Трудно было представить, каким мог бы стать мир, если бы глухие так же остро реагировали на неспособность слышащих общаться жестами, на то, что те не считают нужным, а то и отказываются делать субтитры для телепередач или даже пускать бегущую строку с названиями остановок в автобусе. Конечно, это их привилегия – отождествлять численный перевес с превосходством. Остин часто сталкивался с проявлениями их гнева в тысяче будничных ситуаций: продавец с презрением посмотрел на них с матерью, когда она протянула ему список нужных им продуктов; сотрудники автокафе “Попайз” возмутились, когда они проехали мимо интеркома прямо к окошку; его мать проигнорировали в транспортном управлении, когда она пропустила свой номер очереди, который объявляли вслух; в банке снова и снова вешали трубку, когда она пыталась дозвониться до них по видеофону.

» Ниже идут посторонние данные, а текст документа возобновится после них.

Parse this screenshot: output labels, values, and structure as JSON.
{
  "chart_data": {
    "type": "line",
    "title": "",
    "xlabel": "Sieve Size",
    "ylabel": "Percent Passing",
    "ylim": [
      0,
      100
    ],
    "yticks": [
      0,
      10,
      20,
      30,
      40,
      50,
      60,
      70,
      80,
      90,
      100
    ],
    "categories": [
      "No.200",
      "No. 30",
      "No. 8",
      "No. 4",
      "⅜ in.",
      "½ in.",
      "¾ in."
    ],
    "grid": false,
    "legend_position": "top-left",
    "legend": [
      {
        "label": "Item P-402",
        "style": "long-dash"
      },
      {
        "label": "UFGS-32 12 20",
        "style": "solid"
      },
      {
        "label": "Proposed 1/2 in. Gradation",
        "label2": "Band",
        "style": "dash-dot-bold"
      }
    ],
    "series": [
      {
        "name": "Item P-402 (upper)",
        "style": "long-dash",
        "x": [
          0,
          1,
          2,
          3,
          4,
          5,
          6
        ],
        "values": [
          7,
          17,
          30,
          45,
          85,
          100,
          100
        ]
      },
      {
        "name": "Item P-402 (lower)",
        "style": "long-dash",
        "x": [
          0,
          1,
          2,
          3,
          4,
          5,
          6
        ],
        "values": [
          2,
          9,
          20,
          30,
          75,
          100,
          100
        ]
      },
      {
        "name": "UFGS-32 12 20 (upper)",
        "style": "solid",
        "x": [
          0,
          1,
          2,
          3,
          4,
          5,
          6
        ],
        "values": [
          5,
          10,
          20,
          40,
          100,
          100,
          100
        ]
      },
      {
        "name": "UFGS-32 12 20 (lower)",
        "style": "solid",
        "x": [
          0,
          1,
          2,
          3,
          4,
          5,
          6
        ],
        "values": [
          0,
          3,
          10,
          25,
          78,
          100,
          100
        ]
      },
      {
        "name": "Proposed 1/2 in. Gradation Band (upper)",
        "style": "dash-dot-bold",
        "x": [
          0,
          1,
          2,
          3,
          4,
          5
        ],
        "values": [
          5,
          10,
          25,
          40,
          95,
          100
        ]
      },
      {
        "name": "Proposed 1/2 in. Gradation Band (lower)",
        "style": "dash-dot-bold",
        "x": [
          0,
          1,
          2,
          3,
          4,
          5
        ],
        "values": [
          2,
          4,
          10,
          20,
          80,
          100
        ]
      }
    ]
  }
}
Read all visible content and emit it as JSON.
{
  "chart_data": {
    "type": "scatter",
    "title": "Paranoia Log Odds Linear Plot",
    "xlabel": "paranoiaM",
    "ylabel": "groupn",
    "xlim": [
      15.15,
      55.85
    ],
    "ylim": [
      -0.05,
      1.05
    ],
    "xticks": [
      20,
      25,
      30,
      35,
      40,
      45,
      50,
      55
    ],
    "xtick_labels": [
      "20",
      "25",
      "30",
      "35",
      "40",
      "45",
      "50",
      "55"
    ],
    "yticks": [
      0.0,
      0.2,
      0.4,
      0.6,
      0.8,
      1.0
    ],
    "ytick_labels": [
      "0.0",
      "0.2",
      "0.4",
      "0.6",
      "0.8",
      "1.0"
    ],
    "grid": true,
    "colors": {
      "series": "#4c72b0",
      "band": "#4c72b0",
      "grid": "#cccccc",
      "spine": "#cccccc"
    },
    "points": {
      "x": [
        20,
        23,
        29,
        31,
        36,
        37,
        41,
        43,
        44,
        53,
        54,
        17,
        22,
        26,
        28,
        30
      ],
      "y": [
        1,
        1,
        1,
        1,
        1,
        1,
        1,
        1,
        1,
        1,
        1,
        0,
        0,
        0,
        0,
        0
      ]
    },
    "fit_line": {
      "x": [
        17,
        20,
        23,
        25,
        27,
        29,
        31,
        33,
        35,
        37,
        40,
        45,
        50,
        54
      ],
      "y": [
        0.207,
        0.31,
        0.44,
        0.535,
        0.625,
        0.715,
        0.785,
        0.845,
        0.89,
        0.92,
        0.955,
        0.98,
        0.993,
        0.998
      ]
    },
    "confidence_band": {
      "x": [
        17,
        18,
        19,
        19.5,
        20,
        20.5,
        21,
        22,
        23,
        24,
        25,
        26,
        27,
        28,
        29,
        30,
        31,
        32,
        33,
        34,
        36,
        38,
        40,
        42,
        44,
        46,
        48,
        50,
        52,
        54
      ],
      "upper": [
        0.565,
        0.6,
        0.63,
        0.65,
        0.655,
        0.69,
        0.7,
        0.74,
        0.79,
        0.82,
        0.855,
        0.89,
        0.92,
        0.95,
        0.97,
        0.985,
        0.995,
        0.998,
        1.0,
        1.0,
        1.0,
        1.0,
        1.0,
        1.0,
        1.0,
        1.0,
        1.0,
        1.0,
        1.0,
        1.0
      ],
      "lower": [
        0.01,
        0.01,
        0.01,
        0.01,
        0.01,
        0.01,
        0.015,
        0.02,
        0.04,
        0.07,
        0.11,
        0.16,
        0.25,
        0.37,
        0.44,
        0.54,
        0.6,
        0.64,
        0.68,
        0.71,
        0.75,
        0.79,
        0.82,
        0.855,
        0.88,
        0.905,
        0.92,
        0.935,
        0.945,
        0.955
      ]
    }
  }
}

Когда люди понимали, что его мать или сам он глухие, их враждебность чаще всего, хоть и не всегда, проходила. Однако раскаянием она никогда не сменялась – только жалостью, что было еще хуже. Теперь почти все в их районе Колсона знали его семью и часто пропускали стадию гнева, но жалость никуда не делась.
Даст ли имплант Скайлар возможность избежать гнева незнакомых людей? Если так, то, возможно, он не так уж и плох. Остину на минуту удалось убедить себя в этом, пока он не вспомнил, что через несколько часов наступит следующий год, а в следующем году Ривер-Вэлли больше не будет, и ни он, ни его родители, ни директор Уотерс ничего не смогут сделать.
Он снова кивнул и опустил голову ей на плечо.
Остин не хотел говорить ей, что понятия не имеет.
Наблюдая за тем, как Мэл наклоняется к зеркалу, чтобы накрасить ресницы, Фебруари в глубине души пожалела, что у нее нет привычки пользоваться косметикой. Сейчас ей бы пригодился макияж, возможность замаскировать выражение лица тональным кремом или толстыми линиями подводки для глаз. Химическая броня.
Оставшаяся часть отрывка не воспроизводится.